I’m scared. Not of whatever is making me ill – I’m fairly sure it’s a urine infection – but I’m scared of how much I wanted Samuel to still be here. I don’t doubt that I can have Bean without him. I’m certain that I can bring the baby up by myself – women all over the world do this. What scares me is that I have made the wrong decision. That I am not fighting for something that I want.
The taxi journey to the doctor’s is uncomfortable. Charlie’s car wasn’t outside and I’m glad that he is getting out and about. The hour it takes between my arrival at the doctor’s, the diagnosis of the infection and being passed the white paper bag filled with my prescription, is leaden with gaps of time. Gaps that I can’t help but fill with my memories of Samuel.

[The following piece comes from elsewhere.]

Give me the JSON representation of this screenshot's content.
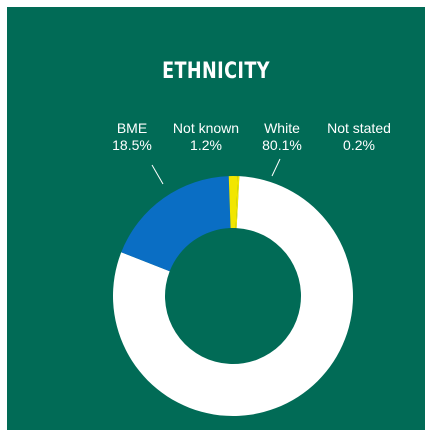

I flick through the channels but my mind won’t settle. I’ve not been able to push Samuel from my thoughts for the last two days. It’s as though that dream of Samuel has woken me up. I pick up my phone and FaceTime Helen. She’ll tell me what I already know, I’m sure: that I should be fighting: for him. It’s ridiculous, but I just need to hear it.
‘Hi, Aunty Soapie!’
‘Hello, sweet girl, I love your hair . . . did you do it yourself?’ I bite my lip and look at Jessica’s hair, which is tangled on top of her head.
‘I did, but Caitlin keeps calling me pineapple head. Dad! Soapie is FaceTiming!’
‘Pineapple Head’ begins to be chanted from somewhere in the background.
‘Is Mummy home?’ I ask as the screen tilts and Caitlin’s face – covered in chocolate and something that could be tomato sauce – pushes into the corner.
‘Mummy’s not here but Dad is,’ she whispers loudly. ‘He’s talking to a blind man at the door . . . look, I’ll show you.’ The image of Helen’s lounge jumps up and down and then is concealed by a door, some carpet, until I see Greg’s feet.
‘Oh. He’s gone. I wanted to show Aunty Soapie the blind man.’
‘Give me your mother’s phone. I’ve told you not to answer it.’